Being able to modify search results has equally troubling implications. It is a small leap from alerting someone that they are under investigation to withholding results or better yet, deliberately returning bogus information to throw off an investigation or frame an innocent person. The statistical nature of face-recognition and incompleteness of a database cobbled together from public sources makes it much easier to hide such deception. According to the Times, ClearView returns a match only about 75% of the time. (The article did not cite a figure for the false-positive rate, where the system returns results which are later proven to be incorrect.) Results withheld on purpose to protect designated individuals can easily blend in with legitimate failures to identify a face. Similarly ClearView could offer “immunity from face recognition” under the guise of Right To Be Forgotten requests, offering to delete all information about a person from their database— again for a fee presumably.
As before, even if ClearView avoids such dubious business models and remains dedicated to maintaining the integrity of its database, attackers who breach ClearView infrastructure can not be expected to have similar qualms.

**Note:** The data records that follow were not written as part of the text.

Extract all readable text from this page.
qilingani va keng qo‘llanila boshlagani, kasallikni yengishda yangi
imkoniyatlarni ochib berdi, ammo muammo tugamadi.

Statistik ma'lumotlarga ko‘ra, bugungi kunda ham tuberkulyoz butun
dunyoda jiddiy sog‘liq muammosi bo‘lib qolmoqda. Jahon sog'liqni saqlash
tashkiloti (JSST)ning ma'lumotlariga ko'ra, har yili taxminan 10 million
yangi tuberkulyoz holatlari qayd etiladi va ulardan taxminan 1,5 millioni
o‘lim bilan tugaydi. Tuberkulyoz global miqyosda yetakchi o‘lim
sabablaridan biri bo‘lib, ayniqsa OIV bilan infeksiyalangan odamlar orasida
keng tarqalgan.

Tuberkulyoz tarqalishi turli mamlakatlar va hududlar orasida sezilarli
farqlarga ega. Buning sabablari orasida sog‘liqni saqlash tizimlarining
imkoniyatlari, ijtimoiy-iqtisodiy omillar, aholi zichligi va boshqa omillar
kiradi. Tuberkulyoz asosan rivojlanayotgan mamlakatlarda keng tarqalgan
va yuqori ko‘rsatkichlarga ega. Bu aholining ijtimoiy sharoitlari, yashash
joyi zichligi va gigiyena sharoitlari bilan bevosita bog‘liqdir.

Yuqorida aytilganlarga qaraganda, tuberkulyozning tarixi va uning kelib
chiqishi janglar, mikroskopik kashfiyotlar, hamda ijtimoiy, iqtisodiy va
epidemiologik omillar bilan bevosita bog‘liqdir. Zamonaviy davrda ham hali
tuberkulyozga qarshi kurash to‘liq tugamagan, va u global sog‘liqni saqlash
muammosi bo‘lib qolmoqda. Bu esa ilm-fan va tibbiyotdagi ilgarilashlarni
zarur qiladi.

A few tweaks to metadata in the database could be enough to skew results. Not to mention that a successful breach is not necessary to poison the database to begin with: Facebook and LinkedIn are full of fake accounts with bogus information. Criminals almost certainly have been building such fake online personae by mashing bits of “true” information from different individuals.
This is a situation where ClearView spouting bromides about the importance of privacy and security will not cut it. Private enterprises afforded this much visibility into active police investigations and with this much influence over the outcome of those investigations need oversight. At a minimum companies like ClearView must be prevented from exploiting their privileged role for anything other than the stated purpose— aiding US law enforcement agencies. They need periodic independent audits to verify that sufficient security controls exist to prevent unauthorized parties from tapping into the sensitive information they are sitting on or subverting the integrity of results returned.